Issue Date: Summer 2011
Editors: John Barton and Rhonda Batchelor
Pages: 111
Number of contributors: 20

Buy Issue 175: Print Edition

Cover of issue #175

Although this is a summer edition of Malahat, the magazine has a misty sense of rain, of wetness. Beginning with Stella Langdale’s bluely impressionist cover painting The Lost City of Atlantis, water seeps through many of the pieces; when one opens to a random page, it is likely that the word rain appears, or water, or ocean.

The centerpieces of the issue are the two winning poems of the 2011 Long Poem Prize. The first, “The Constant Gardener,” by Maggie Schwed, is a journey through many stanzas and many forms; it is a celebration of gardens beginning in mythical Greece and leading to the poet’s own family property. The other winning poem, “The Sun Estate,” by Julie Joosten, is a meditation on a landscape, on the openness of a plains valley, and the light and water that run over it all. It is a poem that demonstrates the beauty of the open country, the land of living skies, where “The light shapes the quiet as morning. / The light settles a shawl over the frozen ground.” The two poems are a combined thirty-two pages and, both in their length and quality, are noteworthy highlights of this issue.

“Double Drowning,” creative nonfiction by Kevin Leenders, is a memorable read in that it conveys, first-hand, something that (thankfully) few people experience: a near-death drowning during a Navy training dive. Fiction in this issue includes strong stories by Andrea Routley, Dee Hobsbawn-Smith, and Jon Flieger. Acclaimed Chinese poet Yang Zi contributes two poems, while Jordan Mounteer and John Donlan each have a poem.

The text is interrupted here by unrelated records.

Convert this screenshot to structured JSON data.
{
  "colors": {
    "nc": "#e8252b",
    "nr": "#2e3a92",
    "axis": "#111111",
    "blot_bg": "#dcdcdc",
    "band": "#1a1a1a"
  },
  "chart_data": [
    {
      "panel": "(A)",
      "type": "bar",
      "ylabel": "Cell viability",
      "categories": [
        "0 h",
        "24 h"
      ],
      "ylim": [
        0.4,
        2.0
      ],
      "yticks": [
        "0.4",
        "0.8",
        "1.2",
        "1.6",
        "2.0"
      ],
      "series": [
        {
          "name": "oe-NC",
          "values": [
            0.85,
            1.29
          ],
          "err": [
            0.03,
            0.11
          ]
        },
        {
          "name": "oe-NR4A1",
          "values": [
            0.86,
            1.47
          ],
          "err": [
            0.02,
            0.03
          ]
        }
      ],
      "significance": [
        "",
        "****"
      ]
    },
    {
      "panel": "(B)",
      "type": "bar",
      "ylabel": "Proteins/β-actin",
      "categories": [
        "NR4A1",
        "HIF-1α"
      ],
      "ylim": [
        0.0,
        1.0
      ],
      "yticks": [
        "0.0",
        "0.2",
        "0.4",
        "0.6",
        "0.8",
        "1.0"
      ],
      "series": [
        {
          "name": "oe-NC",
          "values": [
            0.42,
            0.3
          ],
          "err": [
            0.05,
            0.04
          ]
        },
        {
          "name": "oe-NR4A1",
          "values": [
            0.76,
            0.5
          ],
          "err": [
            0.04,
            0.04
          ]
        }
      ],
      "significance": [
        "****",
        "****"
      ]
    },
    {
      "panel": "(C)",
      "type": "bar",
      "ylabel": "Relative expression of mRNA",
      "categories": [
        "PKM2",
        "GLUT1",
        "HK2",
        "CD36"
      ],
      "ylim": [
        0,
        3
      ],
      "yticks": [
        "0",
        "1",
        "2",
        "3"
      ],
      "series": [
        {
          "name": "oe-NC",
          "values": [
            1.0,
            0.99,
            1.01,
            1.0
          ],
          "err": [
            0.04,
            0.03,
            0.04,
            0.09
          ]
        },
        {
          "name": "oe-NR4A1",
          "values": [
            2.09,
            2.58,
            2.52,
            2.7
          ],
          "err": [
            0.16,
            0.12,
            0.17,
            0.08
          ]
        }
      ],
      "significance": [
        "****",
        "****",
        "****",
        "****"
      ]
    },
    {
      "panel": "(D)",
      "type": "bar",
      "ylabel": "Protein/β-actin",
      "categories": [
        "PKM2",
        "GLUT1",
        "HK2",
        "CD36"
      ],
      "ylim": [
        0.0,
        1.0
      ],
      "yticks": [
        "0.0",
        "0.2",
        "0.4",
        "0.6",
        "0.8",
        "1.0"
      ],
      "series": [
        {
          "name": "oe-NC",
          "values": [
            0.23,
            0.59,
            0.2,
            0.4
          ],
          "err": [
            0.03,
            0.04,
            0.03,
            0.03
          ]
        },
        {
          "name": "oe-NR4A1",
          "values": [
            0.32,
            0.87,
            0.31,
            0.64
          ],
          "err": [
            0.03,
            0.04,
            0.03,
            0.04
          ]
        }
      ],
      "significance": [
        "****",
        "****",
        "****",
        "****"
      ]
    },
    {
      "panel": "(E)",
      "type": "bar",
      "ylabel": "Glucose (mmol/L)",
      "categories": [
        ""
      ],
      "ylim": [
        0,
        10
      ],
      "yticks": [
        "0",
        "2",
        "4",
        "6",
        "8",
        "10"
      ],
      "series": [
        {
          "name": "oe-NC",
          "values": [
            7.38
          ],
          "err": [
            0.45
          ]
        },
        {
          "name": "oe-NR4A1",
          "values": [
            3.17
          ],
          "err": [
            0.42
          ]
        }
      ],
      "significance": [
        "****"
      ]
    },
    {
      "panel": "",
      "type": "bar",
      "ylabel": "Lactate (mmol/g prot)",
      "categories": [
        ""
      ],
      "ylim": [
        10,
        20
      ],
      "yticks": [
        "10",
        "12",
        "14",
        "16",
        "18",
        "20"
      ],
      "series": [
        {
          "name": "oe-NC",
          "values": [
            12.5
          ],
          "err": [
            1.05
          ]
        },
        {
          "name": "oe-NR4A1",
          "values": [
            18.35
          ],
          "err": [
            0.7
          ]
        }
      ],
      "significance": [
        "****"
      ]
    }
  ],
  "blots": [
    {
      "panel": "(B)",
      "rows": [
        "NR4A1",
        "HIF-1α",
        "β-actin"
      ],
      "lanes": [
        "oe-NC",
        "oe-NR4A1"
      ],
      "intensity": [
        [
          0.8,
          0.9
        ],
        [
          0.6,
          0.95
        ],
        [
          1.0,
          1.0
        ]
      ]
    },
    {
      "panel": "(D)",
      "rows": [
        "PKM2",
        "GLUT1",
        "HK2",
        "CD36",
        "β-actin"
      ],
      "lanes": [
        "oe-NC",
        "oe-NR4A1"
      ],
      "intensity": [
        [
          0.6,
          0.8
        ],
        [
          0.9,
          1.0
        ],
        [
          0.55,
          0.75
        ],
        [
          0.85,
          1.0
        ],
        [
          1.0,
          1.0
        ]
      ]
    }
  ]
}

Reviewers consider poetry titles by Clea Roberts, Al Rempel, Cathy Ford, Jay Millar, and Bren Simmers. L. Chris Fox, Brandon McFarlane, and Aaron Shepard look at new books of fictionby Anne Purdue, David Krukoff, and Michael Boyce, and Nicholas Bradley weighs in on Making Waves: Reading B.C. and Pacific Northwest Literature, edited by Trevor Carolan.